Logical? Yes, because POP chose to set Mozart’s opera buffa about the lascivious Don Giovanni amidst 1950s’ gangster types. In this context, swords are replaced by roscoes, il Commendatore is the chief of police, whose daughter Donna Anna is a doomed alcoholic in love with Don Ottavio, who sports a shoulder-holstered gat. And Don Giovanni is, indeed, the don.
I feel right at home with this. In my high school, a lot of the guys were named Don and the girls, Donna.

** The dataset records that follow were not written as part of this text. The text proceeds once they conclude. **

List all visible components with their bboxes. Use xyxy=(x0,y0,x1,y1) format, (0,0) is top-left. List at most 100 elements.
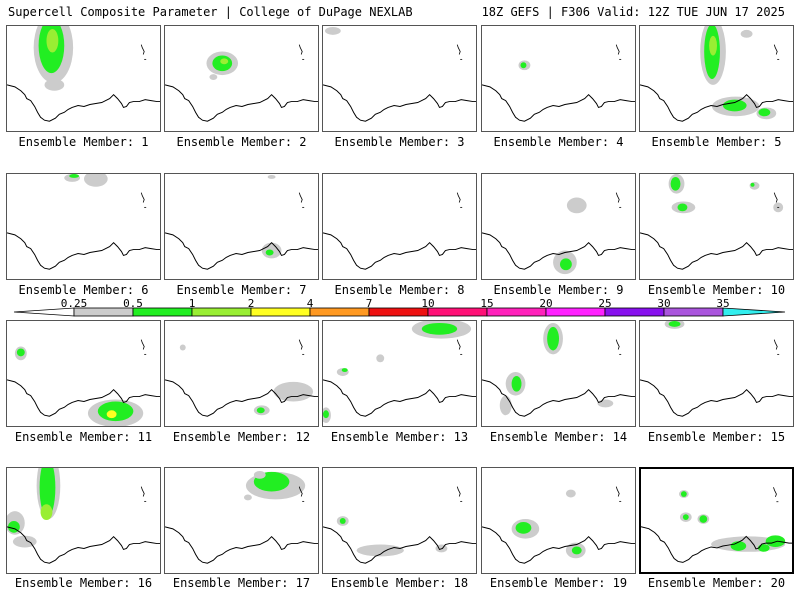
ensemble-map-panel[interactable] xyxy=(322,25,477,132)
ensemble-map-panel[interactable] xyxy=(481,173,636,280)
lake-outline xyxy=(773,487,777,498)
parameter-contour xyxy=(40,504,53,521)
colorbar-bin xyxy=(250,307,311,317)
ensemble-map-panel[interactable] xyxy=(639,467,794,574)
parameter-contour xyxy=(499,395,512,416)
parameter-contour xyxy=(699,515,708,523)
lake-outline xyxy=(456,339,461,350)
colorbar-tick-label: 0.25 xyxy=(60,297,88,310)
parameter-contour xyxy=(559,258,572,271)
lake-outline xyxy=(773,44,778,55)
parameter-contour xyxy=(253,470,266,479)
ensemble-map-panel[interactable] xyxy=(639,173,794,280)
parameter-contour xyxy=(565,489,576,498)
lake-outline xyxy=(456,44,461,55)
ensemble-map-panel[interactable] xyxy=(322,320,477,427)
parameter-contour xyxy=(324,26,341,35)
parameter-contour xyxy=(97,401,134,422)
parameter-contour xyxy=(677,203,688,212)
parameter-contour xyxy=(765,535,786,547)
colorbar-tick-label: 7 xyxy=(365,297,373,310)
coastline xyxy=(7,526,160,564)
ensemble-map-panel[interactable] xyxy=(6,173,161,280)
colorbar-tick-label: 0.5 xyxy=(123,297,143,310)
ensemble-member-label: Ensemble Member: 20 xyxy=(647,576,786,590)
ensemble-map-panel[interactable] xyxy=(6,25,161,132)
ensemble-member-label: Ensemble Member: 10 xyxy=(647,283,786,297)
colorbar-tick-label: 10 xyxy=(421,297,435,310)
ensemble-member-label: Ensemble Member: 6 xyxy=(18,283,149,297)
parameter-contour xyxy=(267,174,276,179)
ensemble-map-panel[interactable] xyxy=(164,25,319,132)
ensemble-map-panel[interactable] xyxy=(639,25,794,132)
parameter-contour xyxy=(16,348,25,357)
coastline xyxy=(165,379,318,417)
colorbar-tick-label: 20 xyxy=(539,297,553,310)
parameter-contour xyxy=(520,62,527,69)
parameter-contour xyxy=(722,99,747,112)
parameter-contour xyxy=(243,494,252,501)
coastline xyxy=(7,232,160,270)
lake-outline xyxy=(140,486,145,497)
coastline xyxy=(482,526,635,564)
ensemble-map-panel[interactable] xyxy=(481,320,636,427)
lake-outline xyxy=(615,339,620,350)
ensemble-map-panel[interactable] xyxy=(322,467,477,574)
ensemble-member-label: Ensemble Member: 5 xyxy=(651,135,782,149)
parameter-contour xyxy=(179,344,186,351)
ensemble-map-panel[interactable] xyxy=(639,320,794,427)
parameter-contour xyxy=(566,197,587,214)
ensemble-member-label: Ensemble Member: 19 xyxy=(489,576,628,590)
ensemble-member-label: Ensemble Member: 17 xyxy=(172,576,311,590)
lake-outline xyxy=(140,44,145,55)
lake-outline xyxy=(773,339,778,350)
ensemble-member-label: Ensemble Member: 11 xyxy=(14,430,153,444)
parameter-contour xyxy=(323,410,329,419)
parameter-contour xyxy=(511,375,522,392)
lake-outline xyxy=(456,486,461,497)
parameter-contour xyxy=(39,468,56,518)
parameter-contour xyxy=(547,326,559,351)
parameter-contour xyxy=(356,544,404,557)
parameter-contour xyxy=(256,407,265,414)
lake-outline xyxy=(773,192,778,203)
coastline xyxy=(641,526,792,563)
ensemble-map-panel[interactable] xyxy=(6,320,161,427)
ensemble-map-panel[interactable] xyxy=(164,467,319,574)
parameter-contour xyxy=(220,58,229,65)
lake-outline xyxy=(615,44,620,55)
coastline xyxy=(323,379,476,417)
coastline xyxy=(482,232,635,270)
ensemble-member-label: Ensemble Member: 8 xyxy=(334,283,465,297)
colorbar-tick-label: 4 xyxy=(306,297,314,310)
lake-outline xyxy=(140,339,145,350)
colorbar-tick-label: 30 xyxy=(657,297,671,310)
ensemble-map-panel[interactable] xyxy=(164,320,319,427)
colorbar xyxy=(13,307,786,317)
ensemble-map-panel[interactable] xyxy=(481,25,636,132)
ensemble-member-label: Ensemble Member: 4 xyxy=(493,135,624,149)
ensemble-map-panel[interactable] xyxy=(6,467,161,574)
parameter-contour xyxy=(682,514,689,521)
colorbar-bin xyxy=(545,307,606,317)
parameter-contour xyxy=(83,174,108,187)
coastline xyxy=(7,84,160,122)
parameter-contour xyxy=(758,108,771,117)
ensemble-member-label: Ensemble Member: 18 xyxy=(330,576,469,590)
parameter-contour xyxy=(12,535,37,548)
colorbar-tick-label: 2 xyxy=(247,297,255,310)
colorbar-bin xyxy=(663,307,724,317)
ensemble-member-label: Ensemble Member: 13 xyxy=(330,430,469,444)
valid-time-label: 18Z GEFS | F306 Valid: 12Z TUE JUN 17 20… xyxy=(481,5,785,19)
parameter-contour xyxy=(69,174,80,178)
ensemble-map-panel[interactable] xyxy=(481,467,636,574)
ensemble-map-panel[interactable] xyxy=(322,173,477,280)
ensemble-map-panel[interactable] xyxy=(164,173,319,280)
lake-outline xyxy=(140,192,145,203)
parameter-contour xyxy=(209,74,218,80)
ensemble-member-label: Ensemble Member: 16 xyxy=(14,576,153,590)
parameter-contour xyxy=(740,29,753,38)
parameter-contour xyxy=(515,521,532,534)
colorbar-right-arrow xyxy=(722,307,786,317)
parameter-contour xyxy=(750,182,755,187)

To get in the mood, check out Giovanni’s henchman Leporello (baritone E. Scott Levin) in an entertaining YouTube video describing the special parking organized for opera attendees. This particular POP production took place at The Vortex, a downtown Los Angeles location differing from the company’s usual Highland Park Ebell Club venue.
Outside Don Giovanni’s digs with the principals. From left to right, il Commendatore (Andrew Potter), Masetto (Luvi Avendano), Leporello (E. Scott Levin), Don Giovanni (Adrian Rosas), his latest attempted conquest Zerlina (Tiffany Ho), jilted lover Donna Elvira (Daria Somers), Don Ottavio (Robert Norman), and Donna Anna (Saira Frank).
Josh Shaw, POP’s artistic director and co-founder, designed the multi-level set to function as the exterior of Giovanni’s villa as well as its interior. A straightforward swap of several brick panels for those of wallpaper brought this off adroitly.
Donna Elvira, at the left in the scene above, is one of Giovanni’s 1003 conquests in the original opera’s España; in POP’s gangsterland. Daria Somers was particularly adept at portraying Elvira’s plight: She knows Giovanni is a real louse. But, alas, she’s still attracted to him.
There’s plenty of action amid well sung arias, duets, and ensemble pieces. POP’s 20-piece orchestra, conducted by Ryan Murray, performed admirably off to stage left. During the Overture, a scene-setting video by Hojoon Kim was shown above the orchestra. Later, Don Giovanni showered the musicians with a cash bribe to accompany him in serenading Donna Anna’s maid. The opera was sung in Italian, with director Shaw composing mob-talk translations for the supertitles.
In appropriately Godfather fashion, the Commendatore’s statue makes Giovanni an offer he cannot refuse. The POP production concludes with Giovanni’s hellish end.
In traditional productions, this is followed by the remaining principals singing an ensemble piece, each giving a mealy-mouthed appeal to Mozart-era censors: Donna Ellvira says she’s entering a convent; Leporello plans to find a better master; etc.